What is Dog Dock Diving?
Few healthy dogs don’t love to play. Some love to fetch, some love to swim, and some love to jump high after a frisbee in the park. If your dog loves all of the above,
Dock Diving may be the activity for you. Dog Sports have long been a source of fun and competition for dogs and their owners. This relatively new canine sport has been growing in popularity with sports dog owners since its introduction in 1997.
So just what is Dock Diving? It’s a competitive event in which dogs jump measured heights or distances from a level dock to retrieve a toy and land in a body of water. The dock must be 35-40 feet long by 8 feet wide and is usually covered with some type of easy-to-grip material such as artificial turf or carpet.
Man-made water sources must be at least 4 feet deep. Natural water sources depth may vary and must be inspected for any harmful submerged objects.
Any breeds of dogs that show an aptitude for this type of activity can be trained as Dock Diving Dogs. There are no lineage or size requirements. Different size and age categories help level the playing field.
There is a minimum age requirement of 6 months for dogs and 7 years for handlers. One handler may have more than one dog in the same heat.
Dock Diving Dogs and their handlers have established rules for competing. For instance, only the dogs may go in the water. Handlers cannot propel or push their dog in, but they may ‘tap’ them to motivate them forward.
No type of edible reward is allowed. Winners of each heat advance and there are rewards for the overall winners. Of course, all the Dock Diving Dogs are winners as they enjoy the activity and attention of their handlers.

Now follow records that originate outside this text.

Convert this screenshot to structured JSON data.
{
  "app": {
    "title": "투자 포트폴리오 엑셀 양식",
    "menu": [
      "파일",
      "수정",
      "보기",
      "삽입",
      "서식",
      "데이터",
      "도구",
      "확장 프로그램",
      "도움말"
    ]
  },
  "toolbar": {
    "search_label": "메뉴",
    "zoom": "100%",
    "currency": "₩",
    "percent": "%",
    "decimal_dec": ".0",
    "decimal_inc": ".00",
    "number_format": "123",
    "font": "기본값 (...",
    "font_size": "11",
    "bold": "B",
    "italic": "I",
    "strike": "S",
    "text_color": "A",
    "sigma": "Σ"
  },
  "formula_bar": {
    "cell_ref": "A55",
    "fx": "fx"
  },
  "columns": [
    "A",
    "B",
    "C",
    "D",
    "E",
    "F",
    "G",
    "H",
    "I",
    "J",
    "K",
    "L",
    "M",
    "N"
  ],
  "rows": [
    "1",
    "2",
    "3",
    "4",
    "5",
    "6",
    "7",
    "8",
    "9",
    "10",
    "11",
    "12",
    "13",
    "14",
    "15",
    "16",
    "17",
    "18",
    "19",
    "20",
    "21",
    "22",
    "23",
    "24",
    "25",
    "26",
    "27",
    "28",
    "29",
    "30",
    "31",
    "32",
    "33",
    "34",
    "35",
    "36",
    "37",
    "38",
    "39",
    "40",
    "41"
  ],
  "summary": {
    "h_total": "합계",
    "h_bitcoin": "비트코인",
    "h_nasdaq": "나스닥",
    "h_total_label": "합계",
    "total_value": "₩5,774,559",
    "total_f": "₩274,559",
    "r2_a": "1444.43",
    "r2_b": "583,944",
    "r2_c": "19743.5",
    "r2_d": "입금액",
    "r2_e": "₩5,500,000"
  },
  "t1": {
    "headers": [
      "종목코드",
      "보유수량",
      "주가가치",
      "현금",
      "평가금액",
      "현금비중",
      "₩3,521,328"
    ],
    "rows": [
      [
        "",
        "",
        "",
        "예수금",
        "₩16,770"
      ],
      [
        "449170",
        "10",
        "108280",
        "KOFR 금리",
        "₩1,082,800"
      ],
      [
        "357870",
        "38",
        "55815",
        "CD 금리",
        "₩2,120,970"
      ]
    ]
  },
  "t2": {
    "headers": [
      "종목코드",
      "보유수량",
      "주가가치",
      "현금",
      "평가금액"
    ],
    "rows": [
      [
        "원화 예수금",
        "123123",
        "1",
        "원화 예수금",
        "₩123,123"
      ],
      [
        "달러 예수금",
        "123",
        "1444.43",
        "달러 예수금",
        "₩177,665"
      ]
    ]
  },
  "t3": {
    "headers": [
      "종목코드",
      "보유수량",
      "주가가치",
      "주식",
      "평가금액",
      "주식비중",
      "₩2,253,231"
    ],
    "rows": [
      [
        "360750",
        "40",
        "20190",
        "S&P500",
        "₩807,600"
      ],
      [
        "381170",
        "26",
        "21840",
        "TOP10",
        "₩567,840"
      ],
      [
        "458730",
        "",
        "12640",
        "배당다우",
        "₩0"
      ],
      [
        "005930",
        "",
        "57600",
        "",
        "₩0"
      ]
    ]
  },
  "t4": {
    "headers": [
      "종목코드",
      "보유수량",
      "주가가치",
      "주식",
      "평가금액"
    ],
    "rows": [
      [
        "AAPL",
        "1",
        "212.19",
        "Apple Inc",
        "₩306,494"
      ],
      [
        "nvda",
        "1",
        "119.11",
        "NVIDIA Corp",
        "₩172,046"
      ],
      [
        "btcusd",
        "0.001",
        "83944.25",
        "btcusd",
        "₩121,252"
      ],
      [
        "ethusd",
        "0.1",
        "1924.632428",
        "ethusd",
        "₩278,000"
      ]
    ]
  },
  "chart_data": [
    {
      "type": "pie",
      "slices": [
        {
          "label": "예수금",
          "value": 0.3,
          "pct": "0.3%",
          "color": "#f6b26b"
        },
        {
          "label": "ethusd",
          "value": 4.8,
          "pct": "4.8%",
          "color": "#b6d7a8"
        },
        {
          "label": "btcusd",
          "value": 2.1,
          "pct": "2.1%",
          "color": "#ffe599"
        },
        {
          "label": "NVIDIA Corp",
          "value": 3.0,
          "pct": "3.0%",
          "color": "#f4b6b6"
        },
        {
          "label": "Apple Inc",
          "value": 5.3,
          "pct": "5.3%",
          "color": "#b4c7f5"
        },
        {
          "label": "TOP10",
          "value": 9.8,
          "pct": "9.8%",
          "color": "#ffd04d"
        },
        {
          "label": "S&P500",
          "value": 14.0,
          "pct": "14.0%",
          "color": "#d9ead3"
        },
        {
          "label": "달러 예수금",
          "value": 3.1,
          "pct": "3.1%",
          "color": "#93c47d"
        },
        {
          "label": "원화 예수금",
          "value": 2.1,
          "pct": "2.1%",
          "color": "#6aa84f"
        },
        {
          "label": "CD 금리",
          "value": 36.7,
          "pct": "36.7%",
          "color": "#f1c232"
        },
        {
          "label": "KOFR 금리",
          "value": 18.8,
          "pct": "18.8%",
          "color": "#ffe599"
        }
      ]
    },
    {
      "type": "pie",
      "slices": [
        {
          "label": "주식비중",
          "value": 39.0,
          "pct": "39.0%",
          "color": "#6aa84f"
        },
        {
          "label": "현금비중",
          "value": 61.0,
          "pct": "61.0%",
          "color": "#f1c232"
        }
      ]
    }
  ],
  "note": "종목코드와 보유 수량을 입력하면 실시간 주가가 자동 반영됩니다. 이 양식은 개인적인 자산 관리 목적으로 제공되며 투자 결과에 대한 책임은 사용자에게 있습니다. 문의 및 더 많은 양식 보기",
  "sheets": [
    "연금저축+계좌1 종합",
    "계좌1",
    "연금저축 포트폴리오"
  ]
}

These Dog Sports competitions have several categories, each with its own expectations. In long-jump categories, distances are measured from the center edge of the dock to where the base of the dog’s tail breaks the water. This is measured by video frame technology or a team of two judges.
Speed Retrieve, a timed event, employs a toy suspended two feet above the water at the far end of the pool. Timing begins when an indicator light turns green and ends when the dog is able to pull down the toy.
The high jump competition generally begins from a 20-foot mark on the dock. The sports dog runs to the end of the dock and then jumps up to retrieve a toy hung 8 feet from dock end and 4 feet 6 inches high. The toy is then raised progressively higher as the competition continues.
For long jump and speed events, there are two jumps per round and the score is based on the best jump. The categories may vary slightly from venue to venue. The sport has become very professional in human terms, and is just good fun and fulfilling for the dogs.
From the accounts I’ve read, training for the event is not difficult. Dogs with a motivation to run and jump and owners willing to train consistently should have no difficulty.
One of two methods of training is most commonly used, depending on your dog’s personality. If the stay command is difficult for your dog, you could try the ‘place and send’ method.
Take your dog to the end of the dock and let him watch you toss, or place, a toy in the water. Then walk him back to the starting point and send him to fetch the toy.
The other popular training method consists of placing the dog at the starting point, commanding him to stay, and then walking to the end of the dock with the toy.
From where you stand at the dock end call the dog, throwing the toy out just in front of his nose so he can jump after it into the water. Remember that jumps are measured from the center of the dock so dogs need to launch themselves from that point.
Whatever method of training you use, it is an excellent way to interact with your canine friend and ensure he stays active and focused.
Dock Diving is a wonderful partnership sport for you and your pet. Even if you don’t compete, your dog may derive hours of enjoyment from this type of play, and both of you can benefit from companionship and healthful exertion. So get jumping!